Ex. : Robert Dion, « Le biographe salvateur », dans temps zéro, no 4, [en ligne]. tempszero.contemporain.info/document655 [Site consulté le 8 octobre 2011].

-      Source manuscrite

Prénom et nom de l’auteur (s’il y a lieu), Titre du manuscrit, bibliothèque/institut (ville), fonds, cote, foliotage.

Ex. : Christine de Pizan, Epistre Othea, Bibliothèque nationale de France (Paris), Fonds français, ms. 4431, fol. 95a-141c.

Rem. : L’usage veut que manuscrit soit abrégé ms.

 

5. Bibliographie  

  • Présenter les références en ordre alphabétique d’après les noms d’auteurs. Dans le cas où plusieurs ouvrages d’un même auteur sont cités, la succession des titres suit un ordre chronologique de parution ou un ordre alphabétique.
  • Pour les références bibliographiques, se reporter aux remarques de la section sur les notes de renvoi. Les mêmes conditions s’appliquent, à l’exception de celles-ci : 

- La mention du prénom et du nom de l’auteur se fait dans l’ordre nom, prénom, avec le nom en petites capitales et la virgule qui sépare celui-ci du nom (exemple : Claude Bouché devient BOUCHÉ, Claude).
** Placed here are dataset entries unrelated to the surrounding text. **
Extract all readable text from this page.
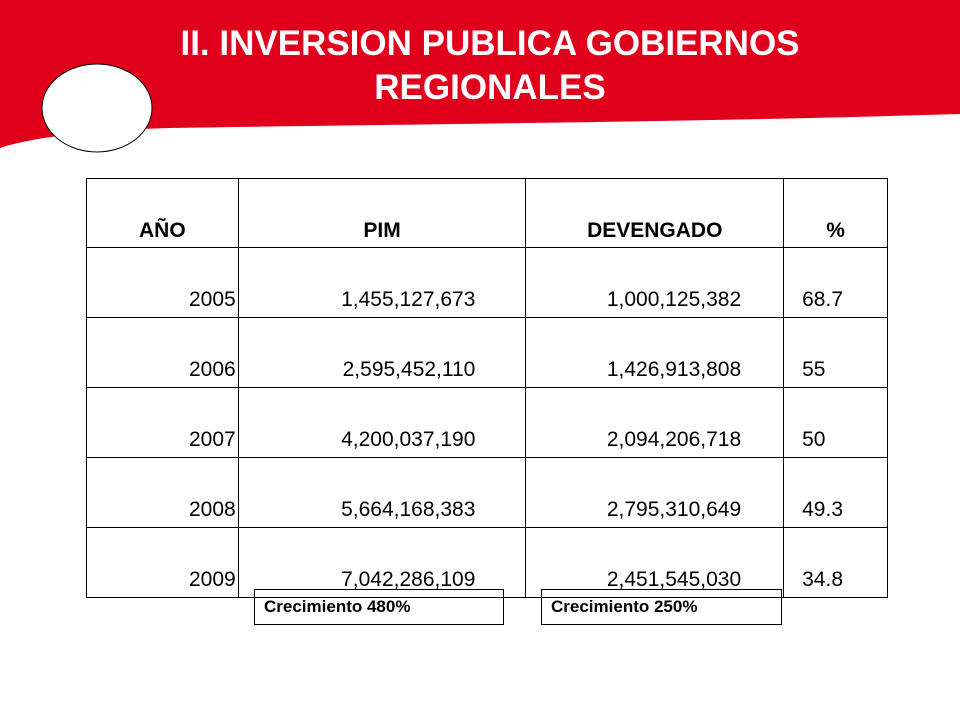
II. INVERSION PUBLICA GOBIERNOS
REGIONALES
AÑO	PIM	DEVENGADO	%
2005	1,455,127,673	1,000,125,382	68.7
2006	2,595,452,110	1,426,913,808	55
2007	4,200,037,190	2,094,206,718	50
2008	5,664,168,383	2,795,310,649	49.3
2009	7,042,286,109	2,451,545,030	34.8
Crecimiento 480%	Crecimiento 250%
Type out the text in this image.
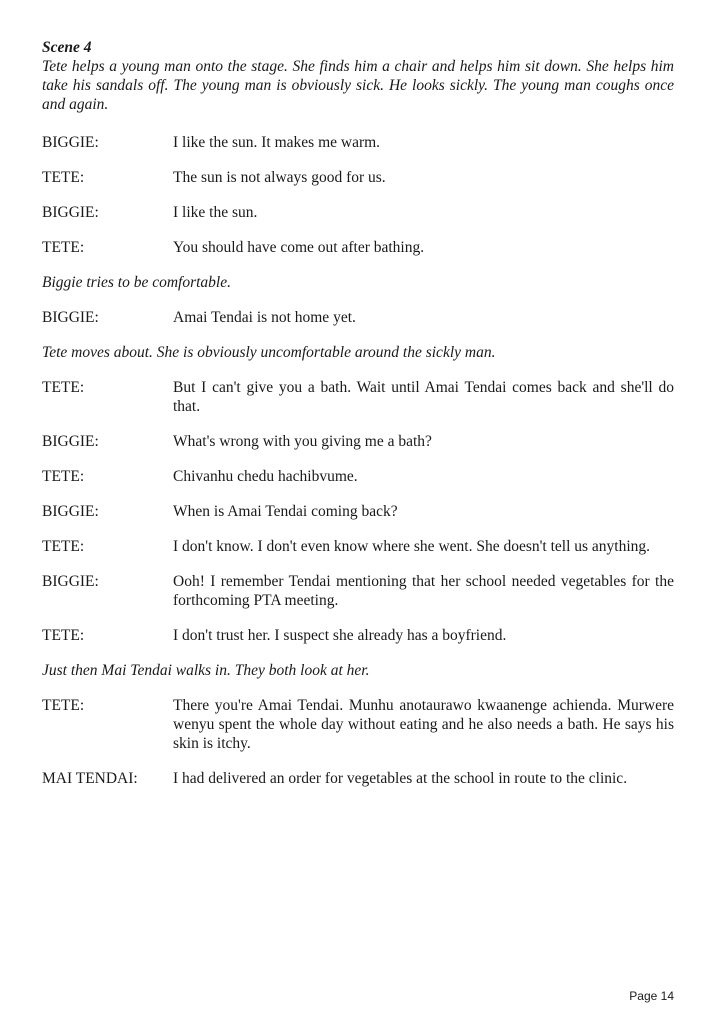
Scene 4
Tete helps a young man onto the stage. She finds him a chair and helps him sit down. She helps him take his sandals off. The young man is obviously sick. He looks sickly. The young man coughs once and again.
BIGGIE:	I like the sun. It makes me warm.
TETE:	The sun is not always good for us.
BIGGIE:	I like the sun.
TETE:	You should have come out after bathing.
Biggie tries to be comfortable.
BIGGIE:	Amai Tendai is not home yet.
Tete moves about. She is obviously uncomfortable around the sickly man.
TETE:	But I can't give you a bath. Wait until Amai Tendai comes back and she'll do that.
BIGGIE:	What's wrong with you giving me a bath?
TETE:	Chivanhu chedu hachibvume.
BIGGIE:	When is Amai Tendai coming back?
TETE:	I don't know. I don't even know where she went. She doesn't tell us anything.
BIGGIE:	Ooh! I remember Tendai mentioning that her school needed vegetables for the forthcoming PTA meeting.
TETE:	I don't trust her. I suspect she already has a boyfriend.
Just then Mai Tendai walks in. They both look at her.
TETE:	There you're Amai Tendai. Munhu anotaurawo kwaanenge achienda. Murwere wenyu spent the whole day without eating and he also needs a bath. He says his skin is itchy.
MAI TENDAI:	I had delivered an order for vegetables at the school in route to the clinic.
Page 14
- S’il y a plusieurs auteurs, seul le premier mentionné suit l’ordre nom, prénom. Les autres sont transcrits de cette manière : prénom nom, avec des petites capitales au nom, sans virgule séparant celui-ci du prénom (exemple : Marie-Dominique Popelard et Anthony Wall deviennent POPELARD, Marie-Dominique et Anthony WALL).
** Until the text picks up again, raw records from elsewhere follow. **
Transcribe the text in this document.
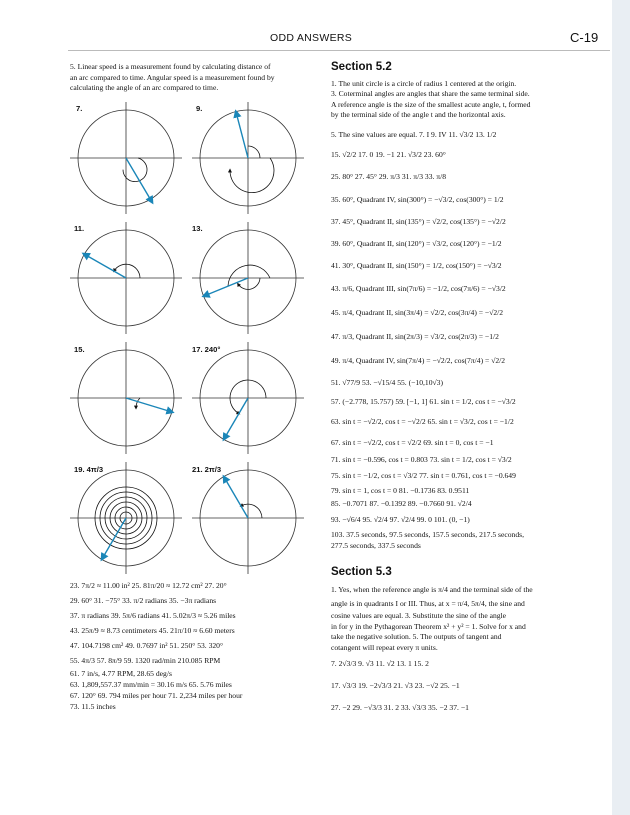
ODD ANSWERS	C-19
5. Linear speed is a measurement found by calculating distance of
an arc compared to time. Angular speed is a measurement found by
calculating the angle of an arc compared to time.
7.	9.
11.	13.
15.	17. 240°
19. 4π/3	21. 2π/3
23. 7π/2 ≈ 11.00 in² 25. 81π/20 ≈ 12.72 cm² 27. 20°
29. 60° 31. −75° 33. π/2 radians 35. −3π radians
37. π radians 39. 5π/6 radians 41. 5.02π/3 ≈ 5.26 miles
43. 25π/9 ≈ 8.73 centimeters 45. 21π/10 ≈ 6.60 meters
47. 104.7198 cm² 49. 0.7697 in² 51. 250° 53. 320°
55. 4π/3 57. 8π/9 59. 1320 rad/min 210.085 RPM
61. 7 in/s, 4.77 RPM, 28.65 deg/s
63. 1,809,557.37 mm/min = 30.16 m/s 65. 5.76 miles
67. 120° 69. 794 miles per hour 71. 2,234 miles per hour
73. 11.5 inches
Section 5.2
1. The unit circle is a circle of radius 1 centered at the origin.
3. Coterminal angles are angles that share the same terminal side.
A reference angle is the size of the smallest acute angle, t, formed
by the terminal side of the angle t and the horizontal axis.
5. The sine values are equal. 7. I 9. IV 11. √3/2 13. 1/2
15. √2/2 17. 0 19. −1 21. √3/2 23. 60°
25. 80° 27. 45° 29. π/3 31. π/3 33. π/8
35. 60°, Quadrant IV, sin(300°) = −√3/2, cos(300°) = 1/2
37. 45°, Quadrant II, sin(135°) = √2/2, cos(135°) = −√2/2
39. 60°, Quadrant II, sin(120°) = √3/2, cos(120°) = −1/2
41. 30°, Quadrant II, sin(150°) = 1/2, cos(150°) = −√3/2
43. π/6, Quadrant III, sin(7π/6) = −1/2, cos(7π/6) = −√3/2
45. π/4, Quadrant II, sin(3π/4) = √2/2, cos(3π/4) = −√2/2
47. π/3, Quadrant II, sin(2π/3) = √3/2, cos(2π/3) = −1/2
49. π/4, Quadrant IV, sin(7π/4) = −√2/2, cos(7π/4) = √2/2
51. √77/9 53. −√15/4 55. (−10,10√3)
57. (−2.778, 15.757) 59. [−1, 1] 61. sin t = 1/2, cos t = −√3/2
63. sin t = −√2/2, cos t = −√2/2 65. sin t = √3/2, cos t = −1/2
67. sin t = −√2/2, cos t = √2/2 69. sin t = 0, cos t = −1
71. sin t = −0.596, cos t = 0.803 73. sin t = 1/2, cos t = √3/2
75. sin t = −1/2, cos t = √3/2 77. sin t = 0.761, cos t = −0.649
79. sin t = 1, cos t = 0 81. −0.1736 83. 0.9511
85. −0.7071 87. −0.1392 89. −0.7660 91. √2/4
93. −√6/4 95. √2/4 97. √2/4 99. 0 101. (0, −1)
103. 37.5 seconds, 97.5 seconds, 157.5 seconds, 217.5 seconds,
277.5 seconds, 337.5 seconds
Section 5.3
1. Yes, when the reference angle is π/4 and the terminal side of the
angle is in quadrants I or III. Thus, at x = π/4, 5π/4, the sine and
cosine values are equal. 3. Substitute the sine of the angle
in for y in the Pythagorean Theorem x² + y² = 1. Solve for x and
take the negative solution. 5. The outputs of tangent and
cotangent will repeat every π units.
7. 2√3/3 9. √3 11. √2 13. 1 15. 2
17. √3/3 19. −2√3/3 21. √3 23. −√2 25. −1
27. −2 29. −√3/3 31. 2 33. √3/3 35. −2 37. −1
- Dans le cas d’une référence à une partie de livre qui comporte un directeur, le nom du directeur est mentionné dans l’ordre prénom nom, avec des petites capitales au nom et sans virgule séparant celui-ci du prénom.

  • L’on n’indique pas les numéros des pages citées mais, dans le cas d’une partie de livre ou d’un article, la page de début et la page de fin. Pour les ouvrages complets, il n’est pas nécessaire d’indiquer le nombre total de pages.